Still, he didn’t let go.
“War puts us in those conditions – the most extreme, the most basic,” he reasoned.
“For some of us. Not all,” I countered, glancing around at the spoils gathered around the tent.
“For all. We all must choose to remain human, or to turn into animals. Every day, we make hard choices. I can choose to let the hatred for my enemies overwhelm me, or I can choose to retain my humanity.”
“And?”
He knew what I was asking.
“I have found that since you arrived, I have been enjoying the simple things for the first time since the war began. Food. Wine. Morning. Company to keep. I find myself loath to lose that.”
I didn’t know how to respond to that raw admission.
“Your hair – I’ve never seen it down before,” he murmured, his hands curling around the ends.
It was all too much. I slapped his hand away.
“You cannot keep making claims on me as your property and then treating me as you might a free woman you care for,” I snapped. “If war invites a choice, then you must choose.”
There it was; now that I had voiced it, it was clear as day why I felt unnerved. The sands were shifting beneath my feet, the hand the Fates had dealt me changing once again. I wasn’t ready for it.
The look of shock on Odysseus’ face turned to piercing clarity in those dark eyes that danced between mine, until his hands leaned onto the table behind me, either side of my hips, effectively caging me.
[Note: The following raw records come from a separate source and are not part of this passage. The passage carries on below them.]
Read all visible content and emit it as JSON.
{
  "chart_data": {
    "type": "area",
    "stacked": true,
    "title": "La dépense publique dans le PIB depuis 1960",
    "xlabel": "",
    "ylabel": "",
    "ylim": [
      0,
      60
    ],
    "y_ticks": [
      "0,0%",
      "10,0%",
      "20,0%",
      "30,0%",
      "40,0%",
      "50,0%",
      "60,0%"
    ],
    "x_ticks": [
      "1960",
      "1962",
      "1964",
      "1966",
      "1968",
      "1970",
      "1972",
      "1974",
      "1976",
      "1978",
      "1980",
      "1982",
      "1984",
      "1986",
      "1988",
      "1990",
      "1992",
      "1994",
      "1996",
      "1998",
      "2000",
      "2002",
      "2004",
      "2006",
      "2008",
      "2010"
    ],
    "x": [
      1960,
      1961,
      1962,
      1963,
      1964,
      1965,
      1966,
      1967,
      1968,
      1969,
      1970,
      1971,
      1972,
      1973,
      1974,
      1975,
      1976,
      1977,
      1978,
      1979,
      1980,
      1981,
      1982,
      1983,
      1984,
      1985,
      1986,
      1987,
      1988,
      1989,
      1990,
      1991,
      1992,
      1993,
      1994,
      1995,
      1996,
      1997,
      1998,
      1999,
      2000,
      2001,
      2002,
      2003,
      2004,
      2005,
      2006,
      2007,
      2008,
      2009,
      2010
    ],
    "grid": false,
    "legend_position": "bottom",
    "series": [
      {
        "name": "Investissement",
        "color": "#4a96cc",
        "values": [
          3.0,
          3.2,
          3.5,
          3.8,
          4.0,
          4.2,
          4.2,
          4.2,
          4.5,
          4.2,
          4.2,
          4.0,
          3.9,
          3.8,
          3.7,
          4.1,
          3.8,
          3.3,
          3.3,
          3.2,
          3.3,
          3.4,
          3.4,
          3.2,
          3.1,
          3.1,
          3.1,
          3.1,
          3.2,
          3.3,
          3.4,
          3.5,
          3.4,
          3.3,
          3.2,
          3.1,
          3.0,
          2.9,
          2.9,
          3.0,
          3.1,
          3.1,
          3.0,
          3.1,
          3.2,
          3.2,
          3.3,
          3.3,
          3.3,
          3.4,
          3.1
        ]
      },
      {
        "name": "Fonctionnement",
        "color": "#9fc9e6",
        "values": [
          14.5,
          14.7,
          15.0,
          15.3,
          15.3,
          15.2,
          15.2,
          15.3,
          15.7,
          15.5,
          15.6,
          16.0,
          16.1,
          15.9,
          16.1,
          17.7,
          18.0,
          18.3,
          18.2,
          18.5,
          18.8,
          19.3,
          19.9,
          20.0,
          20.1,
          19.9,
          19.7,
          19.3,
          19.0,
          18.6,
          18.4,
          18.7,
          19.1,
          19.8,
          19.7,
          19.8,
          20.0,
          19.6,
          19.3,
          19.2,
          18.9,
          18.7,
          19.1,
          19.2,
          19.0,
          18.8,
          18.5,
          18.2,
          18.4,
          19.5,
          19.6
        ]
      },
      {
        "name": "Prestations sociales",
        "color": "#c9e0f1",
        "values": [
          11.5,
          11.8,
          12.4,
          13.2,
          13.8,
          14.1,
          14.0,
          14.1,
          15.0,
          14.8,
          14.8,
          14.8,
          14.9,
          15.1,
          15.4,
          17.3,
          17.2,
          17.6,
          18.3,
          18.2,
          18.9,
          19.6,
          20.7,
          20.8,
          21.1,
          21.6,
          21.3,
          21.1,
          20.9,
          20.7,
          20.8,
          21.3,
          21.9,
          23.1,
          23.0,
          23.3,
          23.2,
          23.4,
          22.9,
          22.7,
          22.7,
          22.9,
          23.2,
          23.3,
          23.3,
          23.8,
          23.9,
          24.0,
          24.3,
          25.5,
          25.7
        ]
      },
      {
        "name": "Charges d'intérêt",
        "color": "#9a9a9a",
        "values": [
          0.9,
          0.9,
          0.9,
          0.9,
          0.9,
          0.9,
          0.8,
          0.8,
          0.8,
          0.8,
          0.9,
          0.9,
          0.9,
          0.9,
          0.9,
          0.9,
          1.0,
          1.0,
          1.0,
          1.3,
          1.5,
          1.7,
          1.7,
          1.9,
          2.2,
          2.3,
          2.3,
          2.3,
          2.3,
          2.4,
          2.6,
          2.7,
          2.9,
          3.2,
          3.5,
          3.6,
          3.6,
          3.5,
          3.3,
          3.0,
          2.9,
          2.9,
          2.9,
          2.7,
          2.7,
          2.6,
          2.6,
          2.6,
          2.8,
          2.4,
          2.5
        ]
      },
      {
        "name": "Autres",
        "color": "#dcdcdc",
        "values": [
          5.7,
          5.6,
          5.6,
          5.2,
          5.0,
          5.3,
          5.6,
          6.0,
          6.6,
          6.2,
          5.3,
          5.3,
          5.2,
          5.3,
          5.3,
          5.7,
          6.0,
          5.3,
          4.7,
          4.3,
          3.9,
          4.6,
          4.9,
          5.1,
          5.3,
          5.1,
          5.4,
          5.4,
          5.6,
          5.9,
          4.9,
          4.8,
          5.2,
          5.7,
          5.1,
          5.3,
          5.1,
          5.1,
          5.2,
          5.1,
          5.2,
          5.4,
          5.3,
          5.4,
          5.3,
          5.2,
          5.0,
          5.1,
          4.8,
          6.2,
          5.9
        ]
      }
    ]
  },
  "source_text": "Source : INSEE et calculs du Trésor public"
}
“Do you think I like to be here? That I like killing innocent men? Fighting for that oaf of a king who is greedy and arrogant, who has no concern for others? That I like this nagging responsibility I feel for you, a gravity I cannot ignore?”
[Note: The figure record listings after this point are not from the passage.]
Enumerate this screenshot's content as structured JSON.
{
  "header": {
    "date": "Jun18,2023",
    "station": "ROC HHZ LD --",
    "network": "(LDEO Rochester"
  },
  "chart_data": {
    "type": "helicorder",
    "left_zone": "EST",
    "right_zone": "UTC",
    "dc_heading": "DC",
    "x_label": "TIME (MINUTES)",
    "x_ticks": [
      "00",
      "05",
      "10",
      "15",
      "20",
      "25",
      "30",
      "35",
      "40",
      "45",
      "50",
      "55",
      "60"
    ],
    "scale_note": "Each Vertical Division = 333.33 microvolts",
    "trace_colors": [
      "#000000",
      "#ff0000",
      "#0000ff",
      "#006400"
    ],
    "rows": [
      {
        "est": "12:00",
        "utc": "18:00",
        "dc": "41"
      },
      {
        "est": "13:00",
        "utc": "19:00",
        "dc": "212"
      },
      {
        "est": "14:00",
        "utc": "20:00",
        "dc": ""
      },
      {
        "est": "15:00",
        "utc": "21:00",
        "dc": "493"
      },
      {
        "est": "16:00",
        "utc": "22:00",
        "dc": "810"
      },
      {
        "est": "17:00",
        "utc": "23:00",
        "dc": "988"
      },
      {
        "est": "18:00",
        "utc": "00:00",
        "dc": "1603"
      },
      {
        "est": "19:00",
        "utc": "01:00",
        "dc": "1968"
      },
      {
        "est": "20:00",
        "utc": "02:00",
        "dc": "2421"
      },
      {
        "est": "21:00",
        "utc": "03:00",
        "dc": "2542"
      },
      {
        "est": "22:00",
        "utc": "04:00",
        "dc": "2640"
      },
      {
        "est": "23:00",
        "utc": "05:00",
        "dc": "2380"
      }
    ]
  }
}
I didn’t answer. I just continued to hold my head up high, staring into the depths of those unfathomable eyes that I swore went on for eternity.
Odysseus’ gaze flicked down to my lips, my cleavage, and then met my eyes again. Our breathing was evenly matched, both dragging in what little air we could between us without our chests crashing into one another.
“You think I want to be here, feeling this need to protect you? This desire to damn the gods and this war and touch you, hold you? That I wouldn’t rather be home with my wife?”
His words were bitter with resentment, yet it did nothing to dull the charge in the air.
“Don’t you think I’d rather be with my dead husband than you?” I hissed.
And then he did something I never expected. His hands gripped my face and he crushed his lips to mine, until there was no more oxygen between us.
1 ? Stupid.
2 ? Also spelt π?ρνη: prostitute, whore, slut, harlot, hooker, wench.
3 ? The equivalent of being called a ‘bastard’.
4 ? Undiluted wine and bread served at akratisma (breakfast).